Нина обернула рассерженное лицо и посмотрела на Крюкова. Свела пушистые черные брови в одну прихотливо изогнутую дугу. В темноте, в высверках высоких и далеких, стрекозино позвякивавших хрусталей блестели ее глаза и зубы.
– Колька… Тоска какая! Это не пение. Они поют фальшиво!
Крюков заботливо склонился к жене.
Его гражданская жена. Его законная – далеко, в Москве.
С Ниной он прожил уже семь лет. Сказал: сразу, как с Ритой разведусь, на тебе женюсь.
Риту вызывали в суд уже два раза. Оба раза она не соглашалась на развод.
Дочка в школу пошла. В метриках напротив фамилии отца – прочерк.
Однажды спросила: папа, а ты мне папа или не папа? Папа, папа, закивал он смущенно и быстро, ну а как же не папа! Может быть, вовсе и не папа, протянула дочь раздумчиво; почему тогда я Крюкова, а мама Липатова? И он не знал, что ответить.

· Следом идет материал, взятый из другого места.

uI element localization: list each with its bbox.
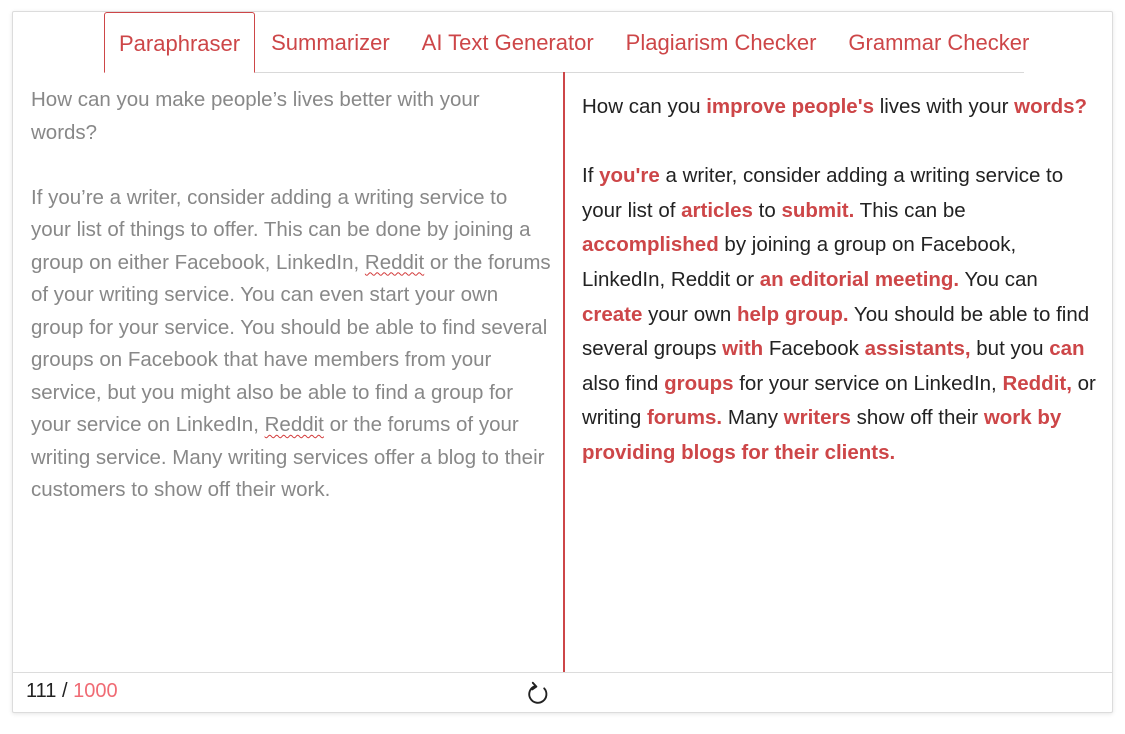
refresh-button[interactable] [525, 681, 551, 707]
changed-phrase[interactable]: accomplished [582, 233, 719, 256]
changed-phrase[interactable]: can [1049, 337, 1084, 360]
output-text-segment: Many [722, 406, 784, 430]
changed-phrase[interactable]: create [582, 303, 642, 326]
tab-plagiarism-checker[interactable]: Plagiarism Checker [610, 12, 833, 72]
output-text-segment: Facebook [763, 337, 865, 361]
changed-phrase[interactable]: you're [599, 164, 660, 187]
word-limit: 1000 [73, 680, 118, 702]
changed-phrase[interactable]: assistants, [865, 337, 971, 360]
footer-bar: 111 / 1000 [13, 672, 1112, 713]
changed-phrase[interactable]: forums. [647, 406, 722, 429]
changed-phrase[interactable]: help group. [737, 303, 849, 326]
output-paragraph: How can you improve people's lives with … [582, 90, 1102, 125]
word-count: 111 [26, 680, 57, 702]
input-textarea[interactable]: How can you make people’s lives better w… [31, 84, 551, 539]
output-text-segment: You can [959, 267, 1038, 291]
output-text-segment: How can you [582, 95, 707, 118]
output-text-segment: your own [642, 302, 737, 326]
changed-phrase[interactable]: with [722, 337, 763, 360]
changed-phrase[interactable]: submit. [781, 199, 854, 222]
output-text-segment: for your service on LinkedIn, [733, 371, 1003, 395]
character-counter: 111 / 1000 [26, 680, 118, 703]
output-text-segment: If [582, 164, 600, 188]
output-text-segment: show off their [850, 406, 984, 430]
changed-phrase[interactable]: improve people's [706, 95, 874, 118]
tab-summarizer[interactable]: Summarizer [255, 12, 406, 72]
changed-phrase[interactable]: writers [784, 406, 851, 429]
changed-phrase[interactable]: groups [664, 372, 733, 395]
tab-ai-text-generator[interactable]: AI Text Generator [406, 12, 610, 72]
panel-divider [563, 72, 565, 672]
output-panel: How can you improve people's lives with … [582, 90, 1102, 505]
tool-tabs: Paraphraser Summarizer AI Text Generator… [104, 12, 1029, 73]
tab-paraphraser[interactable]: Paraphraser [104, 12, 256, 73]
changed-phrase[interactable]: an editorial meeting. [760, 268, 959, 291]
paraphraser-card: Paraphraser Summarizer AI Text Generator… [12, 11, 1113, 713]
output-text-segment: also find [582, 371, 665, 395]
changed-phrase[interactable]: articles [681, 199, 753, 222]
output-text-segment: lives with your [874, 95, 1015, 118]
input-paragraph: If you’re a writer, consider adding a wr… [31, 182, 551, 507]
output-text-segment: to [752, 198, 782, 222]
refresh-icon [528, 681, 548, 704]
tab-grammar-checker[interactable]: Grammar Checker [832, 12, 1045, 72]
input-paragraph: How can you make people’s lives better w… [31, 88, 480, 144]
spellcheck-flagged-word[interactable]: Reddit [265, 413, 324, 436]
count-separator: / [56, 680, 74, 702]
input-text-segment: or the forums of your writing service. Y… [31, 250, 551, 437]
changed-phrase[interactable]: Reddit, [1002, 372, 1071, 395]
output-text-segment: This can be [854, 198, 966, 222]
output-text-segment: but you [970, 337, 1050, 361]
changed-phrase[interactable]: words? [1014, 95, 1087, 118]
spellcheck-flagged-word[interactable]: Reddit [365, 251, 424, 274]
output-paragraph: If you're a writer, consider adding a wr… [582, 159, 1102, 470]
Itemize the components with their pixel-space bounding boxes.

К мочкам Нины, смуглым и пухлым, прицеплены перламутровые круглые клипсы. У нее уши не проколоты. Она боялась прокалывать дырки в ушах; мотала головой: первобытный обычай! Боли – страшилась. Серег в подарок не купишь.
Она ждет главный подарок. Свадьбу.
А свадьбы-то все нет и нет.
А Леночка таскает в школу тяжелый, как дыня, портфель, и в нем учебники и тетради, а она читает с трех лет, и смешными кажутся ей все эти «мама мыла раму», «Лара мыла Лушу». Дочь научилась читать в три года по церковнославянской Библии с рисунками Гюстава Дорэ. Древняя скорбная вязь сама складывалась в звуки и смыслы, в вопли, проклятья, шепоты и поцелуи. Буквицы оживали и бежали к девочке, в ее ласковые крошечные ручки, в ее веселые вишневые глаза – так звери бегут на водопой, так олени в пожарищном лесу бегут от огня. Девочка, медленно шевеля алыми губками, упоенно шептала, тыкая пальцем в заляпанные воском, изъеденные жучком хлебно-желтые, ломкие страницы: «Помилуй мя, Боже, по велицей милости Твоей…»
Колька, она ни черта не понимает! Она притворяется!
Тише, Нина. Брось гневаться. Это ты ничего не понимаешь. Она читает.
Она ни черта не читает! Она играется!
Она – поет.
Поет, поет! Певица нашлась! Лена, дай сюда Библию! Ты ее порвешь! Это прабабушкина книжка! Это память! Ты ее – карандашом изрисуешь! Испохабишь! А я ее храню!
Нина, тише. Не груби. Девочка в другом мире. Ты не видишь.
А ты видишь?!
А я вижу.
Перламутровые клипсы в черноте спертого, теплого, надышанного тысячью ртов и носов, пропитанного дорогими и дешевыми парфюмами, терпким потом и запахом бархата и шоколада воздуха выблеснули внутренностью мертвой перловицы. Синий, розовый свет заиграл на смуглой цыганской щеке.
Крюков наклонился ниже, еще ниже. Чтобы коснуться щекою щеки.
Коснулся. Ударило током. У Нины плохой характер. Она взрывчатая, вспыльчивая, сердитая. Скандальная. Грубая. Даже гадкая: иногда. Но когда он глядит на нее – у него горячо внутри. Когда он касается ее – у него в груди обрывается главная нить, которой сердце привязано к разуму. И все. И он летит. Свободный полет. И только вцепившись в нее, обняв эту смуглянку, он может опять обрести себя.
Нина видела, как его затрясло. Подняла руку. Двумя узкими изящными пальчиками, шутя и кокетничая, поправила угол носового платка, выпирающий, по закону, из нагрудного кармана пиджака.
– Фальшиво? Ну прости им.
– Не прощу.
Дышал тяжело. Дышал ей в шею, в то место, где подбородок через впадину щеки перетекает в скулу.
Не удержался – погладил щеку губами.